Z całej sytuacji z ostatnim szczytem UE widać, że
1/ w polityce międzynarodowej Polska jest obecnie w jeszcze gorszej sytuacji niż przed rozbiorami (wtedy chociaż był 'think-tank" Wersalu białostockiego Jana Klemensa Branickiego (nie mylić z późniejszym zdrajcą tego nazwiska), byli -jakkolwiek ich nie oceniać i ich wizje - Czartoryscy i Potoccy, no i przede wszystkim było wsparcie z zewnątrz -ów słynny Broglie - przyszły twórca czy wskrzesiciel Ameryki, przysłany przez Wersal celem realizacji w Polsce francuskiej tajnej polityki -zanim Paryż wpadł na pomysł,iż celem Francji jest utrzymanie w Polsce nierządu a Brogielgo nie wysłał za ocean". Teraz zaś JESTESMY bardzo SAMI i jestesmy słabi.
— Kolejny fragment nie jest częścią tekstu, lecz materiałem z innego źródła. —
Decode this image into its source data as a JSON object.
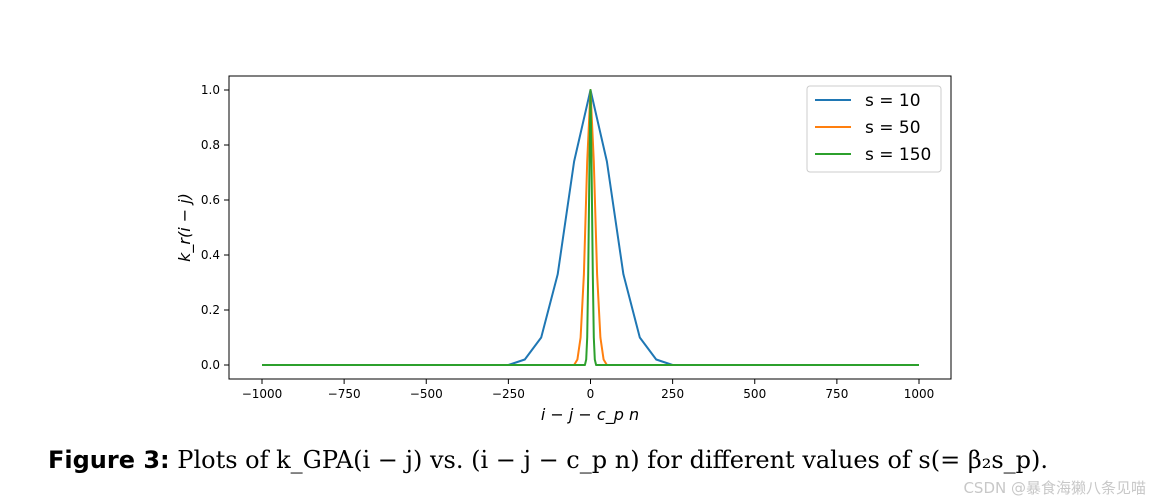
{
  "chart_data": {
    "type": "line",
    "xlabel": "i − j − c_p n",
    "ylabel": "k_r(i − j)",
    "xlim": [
      -1000,
      1000
    ],
    "ylim": [
      0.0,
      1.0
    ],
    "xticks": [
      -1000,
      -750,
      -500,
      -250,
      0,
      250,
      500,
      750,
      1000
    ],
    "xtick_labels": [
      "−1000",
      "−750",
      "−500",
      "−250",
      "0",
      "250",
      "500",
      "750",
      "1000"
    ],
    "yticks": [
      0.0,
      0.2,
      0.4,
      0.6,
      0.8,
      1.0
    ],
    "ytick_labels": [
      "0.0",
      "0.2",
      "0.4",
      "0.6",
      "0.8",
      "1.0"
    ],
    "grid": false,
    "legend_position": "top-right",
    "series": [
      {
        "name": "s = 10",
        "color": "#1f77b4",
        "x": [
          -1000,
          -250,
          -200,
          -150,
          -100,
          -50,
          0,
          50,
          100,
          150,
          200,
          250,
          1000
        ],
        "y": [
          0.0,
          0.0,
          0.02,
          0.1,
          0.33,
          0.74,
          1.0,
          0.74,
          0.33,
          0.1,
          0.02,
          0.0,
          0.0
        ]
      },
      {
        "name": "s = 50",
        "color": "#ff7f0e",
        "x": [
          -1000,
          -50,
          -40,
          -30,
          -20,
          -10,
          0,
          10,
          20,
          30,
          40,
          50,
          1000
        ],
        "y": [
          0.0,
          0.0,
          0.02,
          0.1,
          0.33,
          0.74,
          1.0,
          0.74,
          0.33,
          0.1,
          0.02,
          0.0,
          0.0
        ]
      },
      {
        "name": "s = 150",
        "color": "#2ca02c",
        "x": [
          -1000,
          -17,
          -13,
          -10,
          -7,
          -3,
          0,
          3,
          7,
          10,
          13,
          17,
          1000
        ],
        "y": [
          0.0,
          0.0,
          0.02,
          0.1,
          0.33,
          0.74,
          1.0,
          0.74,
          0.33,
          0.1,
          0.02,
          0.0,
          0.0
        ]
      }
    ]
  },
  "caption": {
    "label": "Figure 3:",
    "text": "Plots of k_GPA(i − j) vs. (i − j − c_p n) for different values of s(= β₂s_p)."
  },
  "watermark": "CSDN @暴食海獭八条见喵"
}
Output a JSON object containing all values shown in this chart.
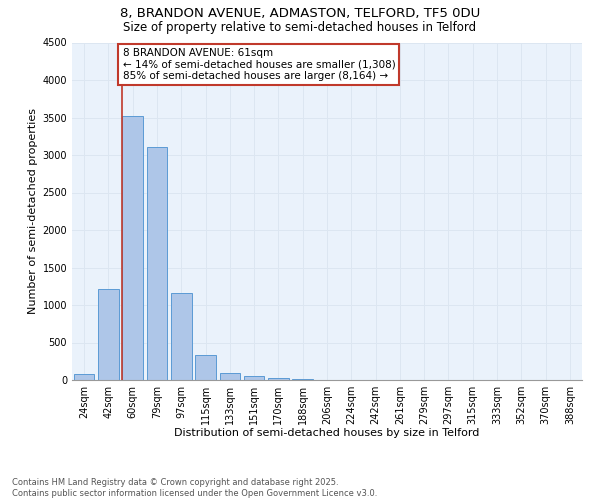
{
  "title_line1": "8, BRANDON AVENUE, ADMASTON, TELFORD, TF5 0DU",
  "title_line2": "Size of property relative to semi-detached houses in Telford",
  "categories": [
    "24sqm",
    "42sqm",
    "60sqm",
    "79sqm",
    "97sqm",
    "115sqm",
    "133sqm",
    "151sqm",
    "170sqm",
    "188sqm",
    "206sqm",
    "224sqm",
    "242sqm",
    "261sqm",
    "279sqm",
    "297sqm",
    "315sqm",
    "333sqm",
    "352sqm",
    "370sqm",
    "388sqm"
  ],
  "values": [
    80,
    1220,
    3520,
    3110,
    1160,
    340,
    100,
    50,
    30,
    10,
    5,
    3,
    2,
    1,
    0,
    0,
    0,
    0,
    0,
    0,
    0
  ],
  "bar_color": "#aec6e8",
  "bar_edge_color": "#5b9bd5",
  "highlight_index": 2,
  "highlight_line_color": "#c0392b",
  "annotation_text": "8 BRANDON AVENUE: 61sqm\n← 14% of semi-detached houses are smaller (1,308)\n85% of semi-detached houses are larger (8,164) →",
  "annotation_box_color": "#c0392b",
  "xlabel": "Distribution of semi-detached houses by size in Telford",
  "ylabel": "Number of semi-detached properties",
  "ylim": [
    0,
    4500
  ],
  "yticks": [
    0,
    500,
    1000,
    1500,
    2000,
    2500,
    3000,
    3500,
    4000,
    4500
  ],
  "grid_color": "#dce6f1",
  "bg_color": "#eaf2fb",
  "footer": "Contains HM Land Registry data © Crown copyright and database right 2025.\nContains public sector information licensed under the Open Government Licence v3.0.",
  "title_fontsize": 9.5,
  "subtitle_fontsize": 8.5,
  "axis_label_fontsize": 8,
  "tick_fontsize": 7,
  "annotation_fontsize": 7.5,
  "footer_fontsize": 6
}
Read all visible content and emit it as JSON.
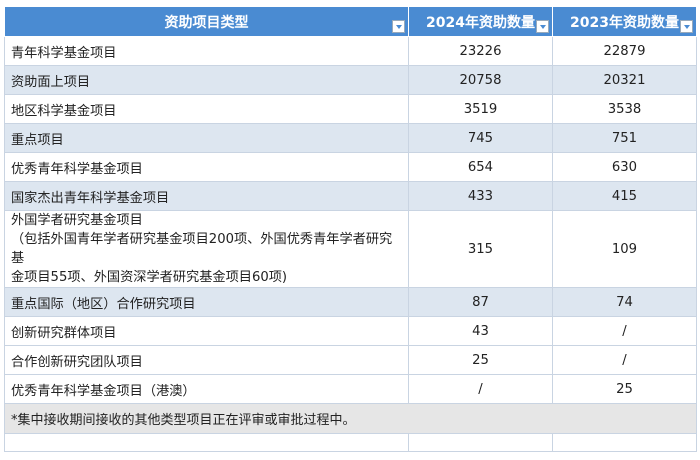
{
  "header": {
    "col_type": "资助项目类型",
    "col_2024": "2024年资助数量",
    "col_2023": "2023年资助数量"
  },
  "rows": [
    {
      "type": "青年科学基金项目",
      "y2024": "23226",
      "y2023": "22879"
    },
    {
      "type": "资助面上项目",
      "y2024": "20758",
      "y2023": "20321"
    },
    {
      "type": "地区科学基金项目",
      "y2024": "3519",
      "y2023": "3538"
    },
    {
      "type": "重点项目",
      "y2024": "745",
      "y2023": "751"
    },
    {
      "type": "优秀青年科学基金项目",
      "y2024": "654",
      "y2023": "630"
    },
    {
      "type": "国家杰出青年科学基金项目",
      "y2024": "433",
      "y2023": "415"
    },
    {
      "type": "外国学者研究基金项目",
      "type_note_1": "（包括外国青年学者研究基金项目200项、外国优秀青年学者研究基",
      "type_note_2": "金项目55项、外国资深学者研究基金项目60项)",
      "y2024": "315",
      "y2023": "109"
    },
    {
      "type": "重点国际（地区）合作研究项目",
      "y2024": "87",
      "y2023": "74"
    },
    {
      "type": "创新研究群体项目",
      "y2024": "43",
      "y2023": "/"
    },
    {
      "type": "合作创新研究团队项目",
      "y2024": "25",
      "y2023": "/"
    },
    {
      "type": "优秀青年科学基金项目（港澳）",
      "y2024": "/",
      "y2023": "25"
    }
  ],
  "footnote": "*集中接收期间接收的其他类型项目正在评审或审批过程中。"
}
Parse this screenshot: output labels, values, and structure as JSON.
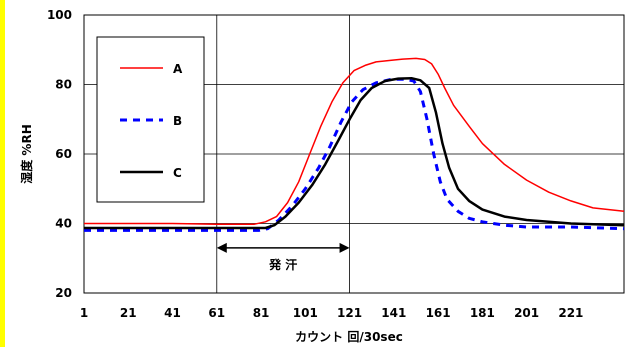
{
  "chart_data": {
    "type": "line",
    "xlabel": "カウント  回/30sec",
    "ylabel": "湿度  %RH",
    "xlim": [
      1,
      245
    ],
    "ylim": [
      20,
      100
    ],
    "x_ticks": [
      1,
      21,
      41,
      61,
      81,
      101,
      121,
      141,
      161,
      181,
      201,
      221
    ],
    "y_ticks": [
      20,
      40,
      60,
      80,
      100
    ],
    "grid": "horizontal gridlines at 40, 60, 80; vertical lines at x=61 and x=121",
    "legend_position": "top-left",
    "annotation": {
      "text": "発  汗",
      "x_start": 61,
      "x_end": 121,
      "y": 33
    },
    "colors": {
      "A": "#ff0000",
      "B": "#0000ff",
      "C": "#000000",
      "left_strip": "#ffff00"
    },
    "series": [
      {
        "name": "A",
        "style": "solid",
        "points": [
          [
            1,
            40
          ],
          [
            21,
            40
          ],
          [
            41,
            40
          ],
          [
            61,
            39.8
          ],
          [
            78,
            39.8
          ],
          [
            83,
            40.5
          ],
          [
            88,
            42
          ],
          [
            93,
            46
          ],
          [
            98,
            52
          ],
          [
            103,
            60
          ],
          [
            108,
            68
          ],
          [
            113,
            75
          ],
          [
            118,
            80.5
          ],
          [
            123,
            84
          ],
          [
            128,
            85.5
          ],
          [
            133,
            86.5
          ],
          [
            140,
            87
          ],
          [
            145,
            87.3
          ],
          [
            151,
            87.5
          ],
          [
            155,
            87.2
          ],
          [
            158,
            86
          ],
          [
            161,
            83
          ],
          [
            164,
            79
          ],
          [
            168,
            74
          ],
          [
            175,
            68
          ],
          [
            181,
            63
          ],
          [
            191,
            57
          ],
          [
            201,
            52.5
          ],
          [
            211,
            49
          ],
          [
            221,
            46.5
          ],
          [
            231,
            44.5
          ],
          [
            245,
            43.5
          ]
        ]
      },
      {
        "name": "B",
        "style": "dashed",
        "points": [
          [
            1,
            38
          ],
          [
            21,
            38
          ],
          [
            41,
            38
          ],
          [
            61,
            38
          ],
          [
            80,
            38
          ],
          [
            84,
            38.5
          ],
          [
            89,
            41
          ],
          [
            95,
            45
          ],
          [
            101,
            50
          ],
          [
            107,
            56
          ],
          [
            112,
            62
          ],
          [
            117,
            69
          ],
          [
            122,
            75
          ],
          [
            127,
            78.5
          ],
          [
            133,
            80.5
          ],
          [
            140,
            81.5
          ],
          [
            146,
            81.5
          ],
          [
            150,
            81
          ],
          [
            153,
            78
          ],
          [
            156,
            70
          ],
          [
            159,
            60
          ],
          [
            162,
            52
          ],
          [
            165,
            47
          ],
          [
            170,
            43.5
          ],
          [
            175,
            41.5
          ],
          [
            181,
            40.5
          ],
          [
            191,
            39.5
          ],
          [
            201,
            39
          ],
          [
            221,
            39
          ],
          [
            245,
            38.5
          ]
        ]
      },
      {
        "name": "C",
        "style": "solid-thick",
        "points": [
          [
            1,
            38.7
          ],
          [
            21,
            38.7
          ],
          [
            41,
            38.7
          ],
          [
            61,
            38.7
          ],
          [
            83,
            38.7
          ],
          [
            87,
            39.5
          ],
          [
            92,
            42
          ],
          [
            98,
            46
          ],
          [
            104,
            51
          ],
          [
            110,
            57
          ],
          [
            116,
            64
          ],
          [
            121,
            70
          ],
          [
            126,
            75.5
          ],
          [
            131,
            79
          ],
          [
            137,
            81
          ],
          [
            143,
            81.7
          ],
          [
            149,
            81.8
          ],
          [
            153,
            81.2
          ],
          [
            157,
            79
          ],
          [
            160,
            72
          ],
          [
            163,
            63
          ],
          [
            166,
            56
          ],
          [
            170,
            50
          ],
          [
            175,
            46.5
          ],
          [
            181,
            44
          ],
          [
            191,
            42
          ],
          [
            201,
            41
          ],
          [
            221,
            40
          ],
          [
            245,
            39.5
          ]
        ]
      }
    ]
  }
}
Jeszcze bardziej sami i jeszcze bardziej słabi intelektualnie znaczy, jak można sądzić.
2/ ideę Międzymorza (nie mylić z jak najbardziej możliwym w dłuższej perspektywie związkiem z Białorusią czy nawet z Ukrainą) między bajki można włożyć (nota bene zawsze przynosiła Polsce straty: Warna, koncepcja Władysława IV prowadząca in extremis do buntu kozackiego 1648, etc).